Frau Bluhm liest „Wolkenjahre“: 2 von 5 Blu(h)men
Zu viele Charaktere, die dadurch zwangsläufig oberflächlich bleiben
Weniger ist mehr. Das ist das erste was mir einfiel, nachdem ich „Wolkenjahre“ aus der Hand legte. Das Buch ist auf 380 Seiten in 86 einzelne Kapitel unterteilt, deren Handlungen sich über 64 Jahre erstrecken und von unfassbaren 22 Protagonisten bestritten werden, die auf 3 verschiedenen Kontinenten agieren. Die Kapitel sind dabei zwangsläufig kurz und springen von Protagonist zu Protagonist. Selbstredend bleibt dabei kaum Zeit in die Tiefe zu gehen und so bleiben alle Charaktere dieses Buches oberflächlich und nichtssagend.
Das Thema des Romans „Wolkenjahre“ ist interessant und wichtig
Schade eigentlich, denn das Thema, welches sich Eva-Maria Bast für ihr Familienepos gewählt hat, könnte interessanter nicht sein: Den Ursprung nimmt dieser Roman in der Zeit des ersten Weltkrieges. „Wolkenjahre“ ist dabei das vierte Buch ihrer Reihe, und bezieht sich auf die Jahre nach dem zweiten Weltkrieg bis in die 60er. Außerdem eingebaut: Eine Gegenwartsebene von 2014 – Nachfahren der im Buch vorkommenden Personen treffen sich wegen eines bei Ebay ersteigerten Tagebuchs, um die Vergangenheit aufzuarbeiten. Wie gesagt: Von der Idee her nicht schlecht, doch an der Umsetzung hat sich die Autorin meiner Meinung nach einen Bruch gehoben.

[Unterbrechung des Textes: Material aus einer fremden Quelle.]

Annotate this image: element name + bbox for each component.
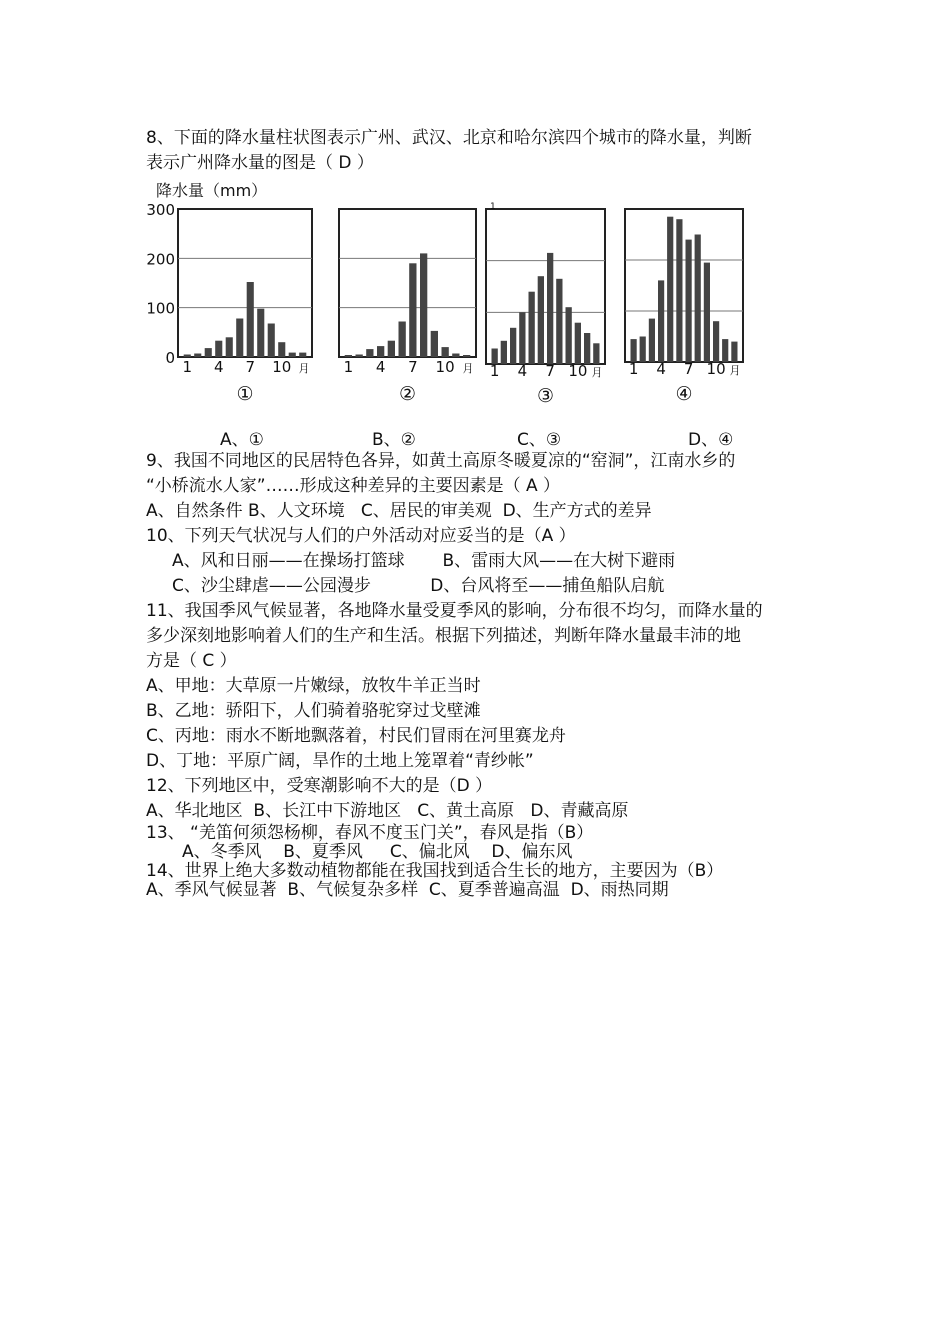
q9-options: A、自然条件 B、人文环境 C、居民的审美观 D、生产方式的差异 — [146, 501, 652, 521]
bar — [631, 339, 637, 362]
q12-options: A、华北地区 B、长江中下游地区 C、黄土高原 D、青藏高原 — [146, 801, 629, 821]
x-unit-label: 月 — [729, 364, 741, 377]
bar — [463, 355, 470, 357]
bar — [667, 217, 673, 362]
bar — [695, 235, 701, 363]
bar — [236, 319, 243, 358]
bar — [356, 355, 363, 358]
bar — [399, 322, 406, 358]
y-tick-label: 200 — [146, 250, 175, 269]
x-unit-label: 月 — [462, 362, 474, 375]
bar — [420, 253, 427, 357]
x-tick-label: 4 — [375, 358, 386, 376]
x-tick-label: 10 — [568, 362, 588, 380]
y-tick-label: 0 — [165, 349, 175, 367]
x-tick-label: 1 — [489, 362, 500, 380]
bar — [510, 328, 516, 364]
bar — [501, 341, 507, 364]
bar — [547, 253, 553, 364]
q11-option-c: C、丙地：雨水不断地飘落着，村民们冒雨在河里赛龙舟 — [146, 726, 566, 746]
bar — [731, 342, 737, 362]
q8-choice-d: D、④ — [688, 430, 734, 450]
x-tick-label: 1 — [182, 358, 193, 376]
q8-choice-a: A、① — [220, 430, 264, 450]
q11-option-a: A、甲地：大草原一片嫩绿，放牧牛羊正当时 — [146, 676, 481, 696]
q8-choice-b: B、② — [372, 430, 416, 450]
bar — [268, 324, 275, 358]
bar — [215, 341, 222, 357]
x-tick-label: 4 — [214, 358, 224, 376]
bar — [575, 323, 581, 364]
bar — [649, 319, 655, 362]
bar — [686, 240, 692, 362]
q9-stem-line2: “小桥流水人家”……形成这种差异的主要因素是（ A ） — [146, 476, 561, 496]
q14-stem: 14、世界上绝大多数动植物都能在我国找到适合生长的地方，主要因为（B） — [146, 861, 724, 881]
q9-stem-line1: 9、我国不同地区的民居特色各异，如黄土高原冬暖夏凉的“窑洞”，江南水乡的 — [146, 451, 736, 471]
chart-id-label: ② — [398, 383, 417, 405]
bar — [226, 337, 233, 357]
q8-stem-line2: 表示广州降水量的图是（ D ） — [146, 153, 374, 173]
bar — [442, 347, 449, 357]
bar — [194, 354, 201, 358]
q8-choice-c: C、③ — [517, 430, 562, 450]
x-tick-label: 7 — [683, 360, 694, 378]
bar — [205, 348, 212, 357]
q11-option-b: B、乙地：骄阳下，人们骑着骆驼穿过戈壁滩 — [146, 701, 481, 721]
bar — [377, 346, 384, 357]
q13-options: A、冬季风 B、夏季风 C、偏北风 D、偏东风 — [182, 842, 573, 862]
bar — [299, 353, 306, 357]
scan-mark: 1 — [490, 202, 496, 212]
bar — [431, 331, 438, 357]
q11-stem-line2: 多少深刻地影响着人们的生产和生活。根据下列描述，判断年降水量最丰沛的地 — [146, 626, 741, 646]
bar — [519, 312, 525, 364]
x-tick-label: 10 — [435, 358, 455, 376]
x-tick-label: 1 — [628, 360, 639, 378]
chart-frame — [178, 209, 312, 357]
q10-options-cd: C、沙尘肆虐——公园漫步 D、台风将至——捕鱼船队启航 — [172, 576, 665, 596]
x-tick-label: 7 — [245, 358, 256, 376]
q11-stem-line1: 11、我国季风气候显著，各地降水量受夏季风的影响，分布很不均匀，而降水量的 — [146, 601, 763, 621]
bar — [257, 309, 264, 357]
chart-id-label: ④ — [675, 383, 693, 405]
x-tick-label: 1 — [343, 358, 354, 376]
x-unit-label: 月 — [591, 366, 603, 379]
chart-id-label: ③ — [536, 385, 555, 407]
q14-options: A、季风气候显著 B、气候复杂多样 C、夏季普遍高温 D、雨热同期 — [146, 880, 669, 900]
q10-options-ab: A、风和日丽——在操场打篮球 B、雷雨大风——在大树下避雨 — [172, 551, 676, 571]
bar — [278, 342, 285, 357]
x-tick-label: 10 — [272, 358, 292, 376]
precipitation-charts — [0, 0, 950, 420]
bar — [184, 355, 191, 358]
x-tick-label: 7 — [408, 358, 418, 376]
bar — [452, 354, 459, 358]
bar — [529, 292, 535, 364]
q8-stem-line1: 8、下面的降水量柱状图表示广州、武汉、北京和哈尔滨四个城市的降水量，判断 — [146, 128, 752, 148]
bar — [388, 341, 395, 357]
x-tick-label: 4 — [517, 362, 528, 380]
bar — [366, 349, 373, 357]
bar — [247, 282, 254, 357]
bar — [640, 337, 646, 363]
x-unit-label: 月 — [298, 362, 310, 375]
bar — [676, 219, 682, 362]
bar — [538, 276, 544, 364]
bar — [658, 280, 664, 362]
bar — [345, 355, 352, 357]
q11-option-d: D、丁地：平原广阔，旱作的土地上笼罩着“青纱帐” — [146, 751, 534, 771]
y-tick-label: 300 — [146, 201, 175, 219]
x-tick-label: 10 — [706, 360, 726, 378]
bar — [289, 353, 296, 357]
chart-id-label: ① — [236, 383, 254, 405]
bar — [584, 333, 590, 364]
q12-stem: 12、下列地区中，受寒潮影响不大的是（D ） — [146, 776, 493, 796]
bar — [713, 321, 719, 362]
bar — [722, 339, 728, 362]
y-axis-title: 降水量（mm） — [156, 181, 268, 200]
bar — [409, 263, 416, 357]
bar — [566, 307, 572, 364]
x-tick-label: 7 — [545, 362, 555, 380]
q11-stem-line3: 方是（ C ） — [146, 651, 237, 671]
bar — [704, 263, 710, 362]
y-tick-label: 100 — [146, 299, 175, 318]
x-tick-label: 4 — [656, 360, 666, 378]
bar — [556, 279, 562, 364]
chart-frame — [339, 209, 476, 357]
q13-stem: 13、 “羌笛何须怨杨柳，春风不度玉门关”，春风是指（B） — [146, 823, 594, 843]
q10-stem: 10、下列天气状况与人们的户外活动对应妥当的是（A ） — [146, 526, 576, 546]
bar — [593, 343, 599, 364]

Für eine Entwicklung der Figuren bleibt zu wenig Raum
Wie oben schon erwähnt: die vielen Protagonisten. Vom Stasi-Spitzel über Wolfskinder bis hin zu Soldaten mit posttraumatischer Angststörung und Apartheid-Opfern … alle sind sie vertreten. Dabei sind alle Charaktere vom Prinzip her gut angelegt, alle bringen ihre eigene Geschichte und ihre eigene Biographie mit, nur hat wegen ihrer Vielzahl der einzelne keine Chance im Gedächtnis hängen zu bleiben. Zwangsläufig laufen einem da als Autorin die Seiten nur so davon, für eine persönliche Entwicklung der Figuren bleibt da einfach kein Platz. Das ist ein Jammer, denn die Ideen von Eva-Maria Bast sind gut. Gerade die Zeit des Mauerbaus hat sie sehr schön verdeutlicht.
Die Dialoge sind sprachlich nicht authentisch
Ein weiterer Minuspunkt ist die sprachliche Verarbeitung. Dialoge, die Eva-Maria Bast ihren Protagonisten in den Mund legt, erscheinen manchmal wie Szenen aus dem viktorianischen England, dann wieder wie Gesprächsfetzen, die genauso gut auf dem College-Campus gehört werden könnten. Das macht die Zeitzone, in der sie ihr Buch ansetzt, alles andere als authentisch.
Das Flüchtlingspolitik nicht erst ein Thema der Neuzeit ist, wird gut deutlich
Beim Lesen merkt man, dass sich hier viel mit dem Thema Politik und der nachhaltigen Auswirkung auf die Zukunft eines Landes beschäftigt wurde. Ganz klar zu erlesen, was mir als Leserin von der Autorin nahegebracht werden sollte: Wir Deutschen sind in unserer Kultur und Politik ganz eindeutig noch geprägt von Umständen, die in unserer Vergangenheit stattgefunden haben. Außerhalb von Fußballweltmeisterschaften und dem Grand Prix ist es mit dem Nationalstolz nicht weit her. Eva-Maria Bast erläutert diese Nachwirkungen des Traumas einer ganzen Nation in ihrem Buch sehr schön. Beim Lesen wurde mir mal wieder ins Gedächtnis geholt, dass „Flüchtlingspolitik“ nicht erst ein Thema der Neuzeit ist, sondern eine Sache, mit der sich Deutschland seit mehr als hundert Jahren auseinandersetzt. Das hat die Autorin schön gelöst.
Als Anstoß, sich einem geschichtlichen Thema zu widmen, gut geeignet
Mein Fazit: „Wolkenjahre“ ist zweifellos ein Buch zu einem wichtigen Thema. Wer sich für die Geschichte Deutschlands interessiert, ist hier für die ersten Schwimmversuche gut aufgehoben. So kann „Wolkenjahre“ ein gutes Sprungbrett dafür sein, in einen der vielen geschichtlichen Abschnitte einzutauchen und sich selbst vertiefende Informationen über eine immens wichtige Epoche anzueignen.